Содержимое ящика выглядело беспорядочно и сумбурно, словно кто-то под покровом ночи торопливо бросал в него домашние вещи. Лина распахнула темно-коричневый атлас, лежавший сверху. На первой странице стояло имя. Томас Фридрих. 10-й «А». Лина поняла, какие непостижимые сокровища Соня спрятала здесь от посторонних глаз. Коробка была полна вещами ее родителей. У Лины остались только блеклые воспоминания о первых годах жизни. Она даже не знала наверняка, когда и как умерли ее мама и папа. «Автокатастрофа», – всегда говорила Соня. Как будто одно это слово было исчерпывающим объяснением. Место для могилы она выбрала сама. «Я не хотела тебя обременять», – таков был ее уклончивый ответ. На самом деле у Сони самой глаза были на мокром месте, как только она начинала говорить о брате. Неужели из-за этого она запрятала его вещи в этот дальний угол?

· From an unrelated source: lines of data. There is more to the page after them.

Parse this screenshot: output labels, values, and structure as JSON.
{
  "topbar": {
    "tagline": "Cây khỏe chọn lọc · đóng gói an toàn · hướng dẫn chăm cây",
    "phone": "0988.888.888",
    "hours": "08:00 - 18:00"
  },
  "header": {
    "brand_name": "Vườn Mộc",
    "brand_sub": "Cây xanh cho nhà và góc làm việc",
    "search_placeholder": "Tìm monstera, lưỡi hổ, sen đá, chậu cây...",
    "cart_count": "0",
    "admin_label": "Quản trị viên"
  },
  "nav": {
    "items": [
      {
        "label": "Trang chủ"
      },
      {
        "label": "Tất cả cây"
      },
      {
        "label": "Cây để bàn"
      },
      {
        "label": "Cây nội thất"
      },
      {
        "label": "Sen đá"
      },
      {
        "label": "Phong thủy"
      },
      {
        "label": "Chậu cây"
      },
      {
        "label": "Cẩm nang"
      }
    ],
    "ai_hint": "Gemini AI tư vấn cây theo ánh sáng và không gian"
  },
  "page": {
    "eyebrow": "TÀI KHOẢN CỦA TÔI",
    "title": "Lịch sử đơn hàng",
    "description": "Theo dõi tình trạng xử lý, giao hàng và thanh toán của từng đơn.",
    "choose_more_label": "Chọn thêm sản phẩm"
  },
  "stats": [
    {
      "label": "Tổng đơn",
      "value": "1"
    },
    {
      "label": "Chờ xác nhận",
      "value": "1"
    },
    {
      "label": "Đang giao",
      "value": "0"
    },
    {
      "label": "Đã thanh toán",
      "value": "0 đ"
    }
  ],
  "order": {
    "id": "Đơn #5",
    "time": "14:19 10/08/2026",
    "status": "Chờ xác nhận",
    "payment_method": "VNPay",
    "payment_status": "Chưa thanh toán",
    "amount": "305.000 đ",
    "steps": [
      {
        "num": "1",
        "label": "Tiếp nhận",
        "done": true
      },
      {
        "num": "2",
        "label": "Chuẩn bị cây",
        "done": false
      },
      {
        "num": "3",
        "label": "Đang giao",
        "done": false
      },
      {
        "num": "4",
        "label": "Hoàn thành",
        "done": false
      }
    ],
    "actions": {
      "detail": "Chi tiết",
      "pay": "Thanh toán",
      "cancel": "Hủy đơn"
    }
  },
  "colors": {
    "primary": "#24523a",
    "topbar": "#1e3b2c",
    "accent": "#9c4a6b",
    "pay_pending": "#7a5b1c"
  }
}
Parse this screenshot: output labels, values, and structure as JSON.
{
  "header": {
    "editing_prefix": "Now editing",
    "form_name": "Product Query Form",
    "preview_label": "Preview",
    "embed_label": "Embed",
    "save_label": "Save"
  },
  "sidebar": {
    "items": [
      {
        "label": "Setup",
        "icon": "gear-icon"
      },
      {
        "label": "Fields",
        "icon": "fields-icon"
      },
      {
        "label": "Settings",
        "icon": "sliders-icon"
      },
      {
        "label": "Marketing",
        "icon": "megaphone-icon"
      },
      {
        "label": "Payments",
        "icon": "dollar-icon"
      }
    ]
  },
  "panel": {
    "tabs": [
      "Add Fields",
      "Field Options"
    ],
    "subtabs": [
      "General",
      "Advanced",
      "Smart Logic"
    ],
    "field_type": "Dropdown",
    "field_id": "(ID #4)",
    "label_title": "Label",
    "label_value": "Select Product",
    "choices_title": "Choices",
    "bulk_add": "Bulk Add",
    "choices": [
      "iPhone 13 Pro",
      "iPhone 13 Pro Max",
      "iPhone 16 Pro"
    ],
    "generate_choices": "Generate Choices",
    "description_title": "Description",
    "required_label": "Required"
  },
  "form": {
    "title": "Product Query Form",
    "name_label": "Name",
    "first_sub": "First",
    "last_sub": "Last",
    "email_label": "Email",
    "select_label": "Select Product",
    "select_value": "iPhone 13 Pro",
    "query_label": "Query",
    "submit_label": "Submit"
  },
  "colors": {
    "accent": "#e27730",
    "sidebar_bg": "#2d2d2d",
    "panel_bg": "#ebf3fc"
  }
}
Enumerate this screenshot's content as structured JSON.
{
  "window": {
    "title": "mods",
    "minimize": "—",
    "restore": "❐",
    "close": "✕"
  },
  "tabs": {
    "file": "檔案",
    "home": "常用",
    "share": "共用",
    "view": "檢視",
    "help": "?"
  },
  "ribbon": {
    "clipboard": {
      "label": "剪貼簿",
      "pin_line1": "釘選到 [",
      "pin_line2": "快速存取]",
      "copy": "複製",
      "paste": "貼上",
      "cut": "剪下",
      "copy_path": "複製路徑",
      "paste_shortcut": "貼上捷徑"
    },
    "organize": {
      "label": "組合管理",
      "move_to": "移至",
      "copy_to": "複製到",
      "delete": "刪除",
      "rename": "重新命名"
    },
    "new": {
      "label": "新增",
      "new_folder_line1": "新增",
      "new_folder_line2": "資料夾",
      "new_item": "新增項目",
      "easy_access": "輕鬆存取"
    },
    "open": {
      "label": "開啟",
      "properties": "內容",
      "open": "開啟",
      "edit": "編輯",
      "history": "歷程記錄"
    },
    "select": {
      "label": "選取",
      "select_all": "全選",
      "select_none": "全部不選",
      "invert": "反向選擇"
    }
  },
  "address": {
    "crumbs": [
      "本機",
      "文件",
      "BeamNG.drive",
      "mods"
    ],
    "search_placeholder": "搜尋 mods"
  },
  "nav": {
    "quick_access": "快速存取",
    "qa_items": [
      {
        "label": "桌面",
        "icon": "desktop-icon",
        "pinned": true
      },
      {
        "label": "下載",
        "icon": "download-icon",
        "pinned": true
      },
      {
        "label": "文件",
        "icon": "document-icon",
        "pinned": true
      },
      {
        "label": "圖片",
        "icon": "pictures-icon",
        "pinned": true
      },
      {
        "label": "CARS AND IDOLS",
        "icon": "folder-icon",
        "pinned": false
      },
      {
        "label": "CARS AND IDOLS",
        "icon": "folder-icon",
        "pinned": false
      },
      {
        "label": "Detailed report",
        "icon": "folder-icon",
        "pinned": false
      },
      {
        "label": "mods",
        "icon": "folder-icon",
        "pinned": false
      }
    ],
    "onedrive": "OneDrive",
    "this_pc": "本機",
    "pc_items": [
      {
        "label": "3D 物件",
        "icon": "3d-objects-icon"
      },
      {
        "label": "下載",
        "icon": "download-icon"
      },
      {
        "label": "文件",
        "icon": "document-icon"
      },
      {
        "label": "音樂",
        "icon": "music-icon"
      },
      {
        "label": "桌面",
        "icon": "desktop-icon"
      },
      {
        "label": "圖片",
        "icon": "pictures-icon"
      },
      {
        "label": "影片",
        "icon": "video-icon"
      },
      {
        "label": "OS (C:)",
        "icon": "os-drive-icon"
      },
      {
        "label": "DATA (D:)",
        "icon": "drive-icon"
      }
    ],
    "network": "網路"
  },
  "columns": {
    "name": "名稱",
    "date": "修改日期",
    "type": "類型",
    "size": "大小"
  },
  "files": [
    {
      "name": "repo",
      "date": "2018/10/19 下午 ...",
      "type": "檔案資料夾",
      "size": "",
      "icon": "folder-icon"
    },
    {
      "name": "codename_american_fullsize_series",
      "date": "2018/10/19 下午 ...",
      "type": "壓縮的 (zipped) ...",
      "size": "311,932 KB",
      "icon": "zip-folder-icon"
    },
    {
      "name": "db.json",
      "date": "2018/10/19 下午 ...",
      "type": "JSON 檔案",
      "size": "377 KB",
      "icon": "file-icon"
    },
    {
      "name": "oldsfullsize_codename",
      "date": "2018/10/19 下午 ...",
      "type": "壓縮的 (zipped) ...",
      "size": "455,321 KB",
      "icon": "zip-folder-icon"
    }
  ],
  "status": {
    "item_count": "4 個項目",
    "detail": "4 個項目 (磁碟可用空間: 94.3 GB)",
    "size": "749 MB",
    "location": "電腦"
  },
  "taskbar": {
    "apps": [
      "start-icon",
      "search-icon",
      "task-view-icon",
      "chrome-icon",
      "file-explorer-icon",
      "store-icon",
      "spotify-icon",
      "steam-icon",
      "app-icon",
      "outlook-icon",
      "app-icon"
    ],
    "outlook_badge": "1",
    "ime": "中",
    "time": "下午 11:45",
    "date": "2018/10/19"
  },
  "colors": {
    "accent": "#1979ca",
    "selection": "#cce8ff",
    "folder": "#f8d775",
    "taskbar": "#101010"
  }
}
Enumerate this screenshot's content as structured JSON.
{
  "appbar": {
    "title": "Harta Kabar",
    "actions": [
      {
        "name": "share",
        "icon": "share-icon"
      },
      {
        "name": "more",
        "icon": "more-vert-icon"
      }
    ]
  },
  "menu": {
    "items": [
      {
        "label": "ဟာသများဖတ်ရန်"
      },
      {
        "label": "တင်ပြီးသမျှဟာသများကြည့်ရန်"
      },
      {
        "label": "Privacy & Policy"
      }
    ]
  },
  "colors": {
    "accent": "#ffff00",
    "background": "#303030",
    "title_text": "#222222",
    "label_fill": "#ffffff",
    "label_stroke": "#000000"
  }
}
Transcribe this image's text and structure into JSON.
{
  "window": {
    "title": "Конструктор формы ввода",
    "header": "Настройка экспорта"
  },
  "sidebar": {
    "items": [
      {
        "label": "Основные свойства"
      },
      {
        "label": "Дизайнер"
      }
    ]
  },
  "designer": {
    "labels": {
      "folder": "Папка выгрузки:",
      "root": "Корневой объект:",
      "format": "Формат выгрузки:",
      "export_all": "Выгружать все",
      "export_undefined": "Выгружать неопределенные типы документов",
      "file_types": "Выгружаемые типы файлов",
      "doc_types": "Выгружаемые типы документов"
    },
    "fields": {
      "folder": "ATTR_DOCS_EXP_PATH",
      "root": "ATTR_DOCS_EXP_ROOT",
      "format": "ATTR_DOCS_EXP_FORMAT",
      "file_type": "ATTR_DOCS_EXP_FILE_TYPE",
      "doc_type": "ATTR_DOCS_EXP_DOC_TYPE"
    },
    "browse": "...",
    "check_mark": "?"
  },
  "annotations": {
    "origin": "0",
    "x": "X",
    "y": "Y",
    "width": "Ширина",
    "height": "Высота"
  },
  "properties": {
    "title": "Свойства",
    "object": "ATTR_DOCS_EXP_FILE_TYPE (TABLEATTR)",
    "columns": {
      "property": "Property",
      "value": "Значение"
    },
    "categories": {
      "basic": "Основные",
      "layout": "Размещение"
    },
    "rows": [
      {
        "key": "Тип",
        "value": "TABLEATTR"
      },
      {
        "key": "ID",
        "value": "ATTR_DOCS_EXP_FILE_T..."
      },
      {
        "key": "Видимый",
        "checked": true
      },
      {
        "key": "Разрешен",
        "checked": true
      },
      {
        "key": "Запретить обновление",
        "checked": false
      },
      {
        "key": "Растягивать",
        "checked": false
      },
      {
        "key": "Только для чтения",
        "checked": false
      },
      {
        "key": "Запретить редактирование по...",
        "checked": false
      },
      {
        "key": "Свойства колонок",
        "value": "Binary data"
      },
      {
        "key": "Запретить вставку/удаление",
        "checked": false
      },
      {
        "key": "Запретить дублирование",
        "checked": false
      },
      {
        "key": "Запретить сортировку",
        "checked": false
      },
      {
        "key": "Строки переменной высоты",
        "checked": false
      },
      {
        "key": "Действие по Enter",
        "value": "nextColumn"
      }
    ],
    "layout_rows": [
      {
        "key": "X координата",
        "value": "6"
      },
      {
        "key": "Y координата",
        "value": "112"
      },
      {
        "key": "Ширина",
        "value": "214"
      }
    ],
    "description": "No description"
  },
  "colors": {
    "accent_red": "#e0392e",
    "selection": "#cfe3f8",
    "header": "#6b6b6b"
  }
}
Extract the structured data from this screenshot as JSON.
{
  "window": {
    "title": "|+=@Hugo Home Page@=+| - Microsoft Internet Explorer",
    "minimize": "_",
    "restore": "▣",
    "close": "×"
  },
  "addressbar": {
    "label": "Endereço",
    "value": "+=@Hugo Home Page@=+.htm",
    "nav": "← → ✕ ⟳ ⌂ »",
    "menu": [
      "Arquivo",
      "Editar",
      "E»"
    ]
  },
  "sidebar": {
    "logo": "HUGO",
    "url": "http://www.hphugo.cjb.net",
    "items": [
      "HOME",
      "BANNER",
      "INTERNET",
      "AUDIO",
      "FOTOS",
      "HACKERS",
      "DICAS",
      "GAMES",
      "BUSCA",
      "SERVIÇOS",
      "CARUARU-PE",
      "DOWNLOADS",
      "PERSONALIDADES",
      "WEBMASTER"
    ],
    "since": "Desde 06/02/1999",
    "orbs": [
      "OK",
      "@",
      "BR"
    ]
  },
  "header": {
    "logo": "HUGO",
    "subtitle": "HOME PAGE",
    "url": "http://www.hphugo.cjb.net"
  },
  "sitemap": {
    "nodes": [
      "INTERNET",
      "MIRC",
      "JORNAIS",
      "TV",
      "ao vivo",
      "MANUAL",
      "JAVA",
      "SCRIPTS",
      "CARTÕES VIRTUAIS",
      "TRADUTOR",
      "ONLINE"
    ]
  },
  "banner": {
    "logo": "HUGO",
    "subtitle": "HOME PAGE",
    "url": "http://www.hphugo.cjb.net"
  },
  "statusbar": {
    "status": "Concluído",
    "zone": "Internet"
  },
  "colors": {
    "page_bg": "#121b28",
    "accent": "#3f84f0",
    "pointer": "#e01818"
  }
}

Было такое ощущение, словно Рождество, Пасха и день рождения наступили одновременно, – как и пятерка по математике, ощущение босых ног в теплом песке, победа в «Монополии», как все хорошее, что когда-либо случалось с ней. Сердце Лины забилось в два раза быстрее. Взволнованная, она шла по следу прошлого. Никогда еще она не была так близка к родителям. Она нашла потрепанную книгу по тактике гандбола, спортивную обувь, разбитую чашку с именем Реи, носки на Николая[6]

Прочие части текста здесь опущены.